We collected a dataset of users' reviews, questions and answers about laptops from the online catalog and labeled it according to SQuAD 2.0 standards. We started by testing some pre-trained models on it: one from the DeepPavlov library and one described in the Xu et al. 2019 paper. We proceeded by fine-tuning XLNet on SQuAD 2.0, as no fine-tuned for Question Answering XLNet weights are publicly available.
The Xu et al.’s model (called BERT for RRC, or Review Reading Comprehension) was trained first on SQuAD 1.1 and then on a dataset of users reviews for laptops.
All three models make reasonable predictions used as pre-moderated answers to customers' questions. For example, to the question “How long is the battery life?” a model outputs “Battery life is strong.” To the question “What version of Windows comes with this laptop?” a model outputs, “it comes with Windows 10 Home” (words in bold are model predictions, and the rest is their context.

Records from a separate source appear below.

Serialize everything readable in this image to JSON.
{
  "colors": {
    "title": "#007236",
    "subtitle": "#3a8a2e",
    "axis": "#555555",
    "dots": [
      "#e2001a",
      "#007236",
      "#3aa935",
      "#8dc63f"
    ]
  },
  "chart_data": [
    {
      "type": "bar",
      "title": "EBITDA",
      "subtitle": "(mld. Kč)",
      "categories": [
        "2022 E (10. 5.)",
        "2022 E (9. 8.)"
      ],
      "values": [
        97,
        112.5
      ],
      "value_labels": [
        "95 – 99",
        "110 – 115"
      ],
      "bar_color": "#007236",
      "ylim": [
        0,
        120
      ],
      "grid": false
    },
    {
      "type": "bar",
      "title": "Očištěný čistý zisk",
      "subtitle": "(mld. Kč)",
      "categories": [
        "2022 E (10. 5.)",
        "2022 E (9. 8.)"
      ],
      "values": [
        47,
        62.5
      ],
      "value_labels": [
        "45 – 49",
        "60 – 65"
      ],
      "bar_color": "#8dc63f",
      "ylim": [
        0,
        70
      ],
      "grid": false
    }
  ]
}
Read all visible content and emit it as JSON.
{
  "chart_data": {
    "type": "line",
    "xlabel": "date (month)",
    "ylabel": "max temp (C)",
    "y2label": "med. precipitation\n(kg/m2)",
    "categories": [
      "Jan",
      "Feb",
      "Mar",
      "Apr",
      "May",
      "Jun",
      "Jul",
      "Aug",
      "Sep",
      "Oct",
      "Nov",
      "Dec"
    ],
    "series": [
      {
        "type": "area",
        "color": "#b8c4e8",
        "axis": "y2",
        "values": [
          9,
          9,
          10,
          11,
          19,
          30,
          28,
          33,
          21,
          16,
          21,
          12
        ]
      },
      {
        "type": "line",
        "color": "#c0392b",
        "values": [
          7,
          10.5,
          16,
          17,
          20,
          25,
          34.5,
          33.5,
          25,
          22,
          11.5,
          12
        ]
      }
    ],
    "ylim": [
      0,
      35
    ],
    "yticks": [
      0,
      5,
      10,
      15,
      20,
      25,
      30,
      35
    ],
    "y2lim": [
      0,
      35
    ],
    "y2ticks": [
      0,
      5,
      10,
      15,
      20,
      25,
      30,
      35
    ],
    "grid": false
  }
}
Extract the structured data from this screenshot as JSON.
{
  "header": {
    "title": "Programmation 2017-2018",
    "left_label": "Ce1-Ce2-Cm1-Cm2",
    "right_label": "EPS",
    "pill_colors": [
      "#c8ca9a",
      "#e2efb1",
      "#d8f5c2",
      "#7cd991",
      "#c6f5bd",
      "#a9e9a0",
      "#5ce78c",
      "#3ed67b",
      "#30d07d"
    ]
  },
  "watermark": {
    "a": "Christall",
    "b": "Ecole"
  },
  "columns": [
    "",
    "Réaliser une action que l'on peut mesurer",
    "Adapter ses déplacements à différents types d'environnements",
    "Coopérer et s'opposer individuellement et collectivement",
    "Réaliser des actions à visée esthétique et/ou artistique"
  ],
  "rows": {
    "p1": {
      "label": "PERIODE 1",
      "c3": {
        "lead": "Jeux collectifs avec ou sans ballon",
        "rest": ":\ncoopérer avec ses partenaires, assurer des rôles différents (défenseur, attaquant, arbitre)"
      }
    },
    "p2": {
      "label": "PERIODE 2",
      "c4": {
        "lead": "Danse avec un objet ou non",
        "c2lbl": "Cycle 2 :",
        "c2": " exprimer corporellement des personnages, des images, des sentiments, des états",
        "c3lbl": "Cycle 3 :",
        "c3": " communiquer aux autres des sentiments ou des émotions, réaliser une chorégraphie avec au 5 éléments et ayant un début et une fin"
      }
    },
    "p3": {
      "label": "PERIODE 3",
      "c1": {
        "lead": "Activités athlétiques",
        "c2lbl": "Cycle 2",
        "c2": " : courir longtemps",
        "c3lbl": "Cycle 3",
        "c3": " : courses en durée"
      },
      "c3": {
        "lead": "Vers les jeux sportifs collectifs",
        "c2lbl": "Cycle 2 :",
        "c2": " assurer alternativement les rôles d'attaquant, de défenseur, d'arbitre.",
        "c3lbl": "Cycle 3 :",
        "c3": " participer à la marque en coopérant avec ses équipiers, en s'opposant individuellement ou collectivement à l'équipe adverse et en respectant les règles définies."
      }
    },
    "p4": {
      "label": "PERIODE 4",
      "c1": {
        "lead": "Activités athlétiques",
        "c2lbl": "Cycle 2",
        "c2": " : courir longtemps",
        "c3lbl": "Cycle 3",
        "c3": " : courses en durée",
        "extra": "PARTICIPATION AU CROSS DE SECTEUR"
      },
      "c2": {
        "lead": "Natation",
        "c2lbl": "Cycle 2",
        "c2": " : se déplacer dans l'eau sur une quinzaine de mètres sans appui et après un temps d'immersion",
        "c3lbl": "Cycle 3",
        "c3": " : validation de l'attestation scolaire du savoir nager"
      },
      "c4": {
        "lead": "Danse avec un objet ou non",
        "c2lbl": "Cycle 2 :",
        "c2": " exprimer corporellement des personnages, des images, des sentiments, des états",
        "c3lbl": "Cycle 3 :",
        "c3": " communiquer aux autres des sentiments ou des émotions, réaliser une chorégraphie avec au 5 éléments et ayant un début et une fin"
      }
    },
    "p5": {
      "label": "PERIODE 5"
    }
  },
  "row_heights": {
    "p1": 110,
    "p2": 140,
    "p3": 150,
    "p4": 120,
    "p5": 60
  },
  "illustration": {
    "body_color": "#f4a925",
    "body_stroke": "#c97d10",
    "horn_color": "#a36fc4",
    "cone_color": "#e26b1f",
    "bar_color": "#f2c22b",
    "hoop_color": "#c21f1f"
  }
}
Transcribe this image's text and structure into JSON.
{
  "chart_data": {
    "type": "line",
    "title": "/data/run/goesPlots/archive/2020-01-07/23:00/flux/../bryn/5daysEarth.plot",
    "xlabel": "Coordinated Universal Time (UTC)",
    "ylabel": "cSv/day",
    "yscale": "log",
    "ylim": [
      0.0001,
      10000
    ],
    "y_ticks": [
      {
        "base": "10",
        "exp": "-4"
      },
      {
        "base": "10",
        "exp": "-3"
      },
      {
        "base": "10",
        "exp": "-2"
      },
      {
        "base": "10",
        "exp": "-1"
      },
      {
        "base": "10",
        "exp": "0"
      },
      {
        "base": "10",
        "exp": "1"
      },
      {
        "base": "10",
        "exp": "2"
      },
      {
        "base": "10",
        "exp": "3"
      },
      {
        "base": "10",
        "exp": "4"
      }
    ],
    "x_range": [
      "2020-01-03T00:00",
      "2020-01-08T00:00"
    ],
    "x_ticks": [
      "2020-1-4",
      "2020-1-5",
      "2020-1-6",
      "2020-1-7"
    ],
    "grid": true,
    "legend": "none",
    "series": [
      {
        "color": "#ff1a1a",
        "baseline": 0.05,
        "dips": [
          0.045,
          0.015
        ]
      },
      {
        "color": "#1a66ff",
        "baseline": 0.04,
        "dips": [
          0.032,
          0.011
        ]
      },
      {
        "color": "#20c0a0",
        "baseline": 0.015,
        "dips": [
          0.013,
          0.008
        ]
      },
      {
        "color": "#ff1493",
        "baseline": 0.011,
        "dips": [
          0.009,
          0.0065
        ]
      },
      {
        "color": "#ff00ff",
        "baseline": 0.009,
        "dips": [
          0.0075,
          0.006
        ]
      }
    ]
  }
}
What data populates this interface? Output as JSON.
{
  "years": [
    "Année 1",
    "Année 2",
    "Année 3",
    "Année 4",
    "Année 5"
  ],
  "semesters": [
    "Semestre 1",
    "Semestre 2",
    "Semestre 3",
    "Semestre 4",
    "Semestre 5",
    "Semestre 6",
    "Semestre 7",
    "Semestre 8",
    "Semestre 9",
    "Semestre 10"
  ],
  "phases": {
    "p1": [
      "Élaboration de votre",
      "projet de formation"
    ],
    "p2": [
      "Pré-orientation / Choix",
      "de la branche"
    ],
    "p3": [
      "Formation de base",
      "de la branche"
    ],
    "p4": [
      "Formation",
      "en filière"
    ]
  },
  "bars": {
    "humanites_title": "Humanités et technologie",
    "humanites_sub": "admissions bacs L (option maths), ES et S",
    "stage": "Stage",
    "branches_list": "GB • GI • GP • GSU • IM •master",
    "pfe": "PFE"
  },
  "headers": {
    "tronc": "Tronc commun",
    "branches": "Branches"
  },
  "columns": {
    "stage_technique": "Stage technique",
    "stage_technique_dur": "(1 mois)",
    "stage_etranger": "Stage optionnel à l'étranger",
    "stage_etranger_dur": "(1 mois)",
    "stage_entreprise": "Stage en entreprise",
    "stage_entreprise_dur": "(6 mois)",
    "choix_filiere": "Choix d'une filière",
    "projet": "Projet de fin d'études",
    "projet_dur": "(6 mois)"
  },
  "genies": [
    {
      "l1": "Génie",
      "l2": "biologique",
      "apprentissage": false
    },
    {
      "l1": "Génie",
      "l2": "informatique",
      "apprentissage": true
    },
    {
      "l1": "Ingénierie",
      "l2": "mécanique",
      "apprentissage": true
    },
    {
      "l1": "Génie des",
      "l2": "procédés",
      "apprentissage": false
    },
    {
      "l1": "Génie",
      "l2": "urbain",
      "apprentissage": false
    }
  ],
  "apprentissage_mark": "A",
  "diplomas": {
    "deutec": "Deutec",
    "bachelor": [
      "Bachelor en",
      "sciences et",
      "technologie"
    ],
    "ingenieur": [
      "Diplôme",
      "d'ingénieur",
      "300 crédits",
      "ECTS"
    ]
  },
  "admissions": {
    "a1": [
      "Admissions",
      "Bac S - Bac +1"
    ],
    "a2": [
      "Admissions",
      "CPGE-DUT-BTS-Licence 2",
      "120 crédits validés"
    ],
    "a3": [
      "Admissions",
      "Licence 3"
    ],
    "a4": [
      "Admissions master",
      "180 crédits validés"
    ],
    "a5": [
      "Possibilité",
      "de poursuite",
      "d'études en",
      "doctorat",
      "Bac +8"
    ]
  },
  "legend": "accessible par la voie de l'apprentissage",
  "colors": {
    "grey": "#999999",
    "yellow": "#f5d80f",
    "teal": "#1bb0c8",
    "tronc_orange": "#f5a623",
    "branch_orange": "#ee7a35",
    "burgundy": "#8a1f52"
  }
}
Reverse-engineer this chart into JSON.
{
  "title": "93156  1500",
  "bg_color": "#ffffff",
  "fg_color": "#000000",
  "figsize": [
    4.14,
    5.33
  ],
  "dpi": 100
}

Including context into the answer makes it easier to understand).
The table shows more examples of outputs from the three models:
Question | DeepPavlov’s BERT answer | BERT-for-RRC answer | XLNet answer | User answer |
---|---|---|---|---|
Is this model backlit? | It doesn't have a backlit keyboard | It doesn't have a backlit keyboard | It doesn't have a backlit keyboard | No |
Can I game on this? | Kudos to Dell on this one.* | It is not recommended for gaming or editing of any kind. | It is not recommended for gaming or editing of any kind. | You can't 'game' much at all... this is slower than a pixel phone. |
Does this model have a fingerprint sensor? | There is a problem that it doesn't have a separate numeric pad | laptops / asus - vivobook - s 15-S510UN / features / ) , it does NOT include a fingerprint sensor. | laptops/ASUS-VivoBook-S15-S510UN/Features/), it does NOT include a fingerprint sensor. | None that I have found. |
* DeepPavlov’s model gave a wrong answer because Wikipedia contains an article about a game called Kudos.
BERT that was post-trained on a dataset for a particular task (not only on SQuAD) provided more accurate answers. XLNet outperforms BERT even without fine-tuning on a domain-specific dataset. The problem of underrepresentation of some domain-specific knowledge in SQuAD can be solved by post-training on a small domain-specific dataset (like in the case of BERT-for-RRC) or by adding much more data while training the language model (like in the case of XLNet). XLNet handled long sequences better and produced longer answers than BERT. Document texts in our dataset are typically longer than SQuAD’s because we merged multiple reviews of the same product into one. This merging, however, did not affect performance.
Neural network architectures based on Transformer have been reported to outperform humans on the SQuAD 2.0 dataset. Real-life datasets can be more challenging than datasets developed in laboratories for NLP competitions as customers have unlimited imagination on what they can ask. A well-designed question answering system can offer significant assistance to customer services augmenting support personnel. As these systems continue to improve, they may soon be capable of performing as well as, or even better, then their human counterparts.